I was recently at a city council meeting in the Bay Area where members of the community had gathered to urge the city council to sign a petition to stand up against hate speech, intolerance, and violence directed at LGBT people. This was two weeks after the city had declared June LGBT Pride month and were giving the Proclamation to a local youth non-profit who had sent LGBT youth to receive the proclamation. During the open forum, when members of the community were allowed to address the council, several members quoted the Bible to condemn homosexuality as an abomination, others were angered that the same recognition hadn't been given to the emancipation of enslaved peoples, celebrated on Juneteenth, in a predominantly Black city. Still others laughed at the prospect of an LGBT month since so many people were killing themselves. All said in front of the queer youth gathered, most said by my people. Or, my "other" people. I went there as an ally to the youth, but also in an effort to reach my people and be clear that our "issues" are the same. That LGBT people of color exist and that we stand in solidarity as Rustin did with King, Jr.

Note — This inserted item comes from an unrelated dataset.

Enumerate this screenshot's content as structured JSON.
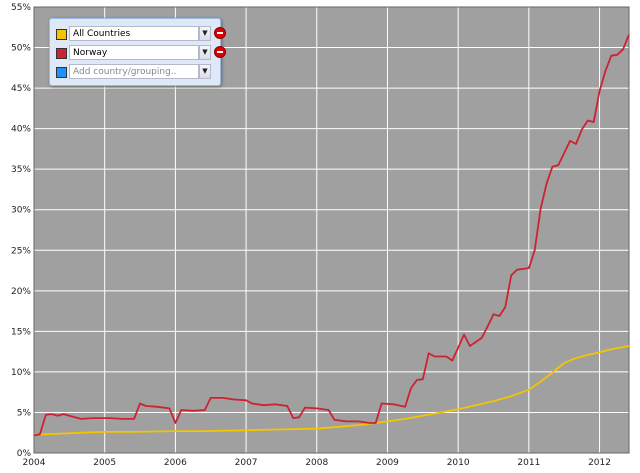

And this is the issue I have with June. That something that was set up to buffer against and challenge homophobia and the oppression of queer folks now seems to ignore that same oppression. As many of us are still targeted in our homes, our communities, at our workplaces, etc., the call continues to be one of Pride, coming out, and celebration. I am with you in celebration, but I want to also be with you in the streets. There is still work to be done. And we must not be silent in the name of Pride (and marriage equality does not qualify here for me, again, especially when you equate struggles). This silence only signals our fear. A fear that can only be eradicated by the persistent acknowledgment and fight against the ongoing oppression, and the divide and conquer strategies that surface again and again in spite of our Pride.

More than Pride, I want Love. Love for each of us. Love for all of us together. And Love for the struggles yet to come.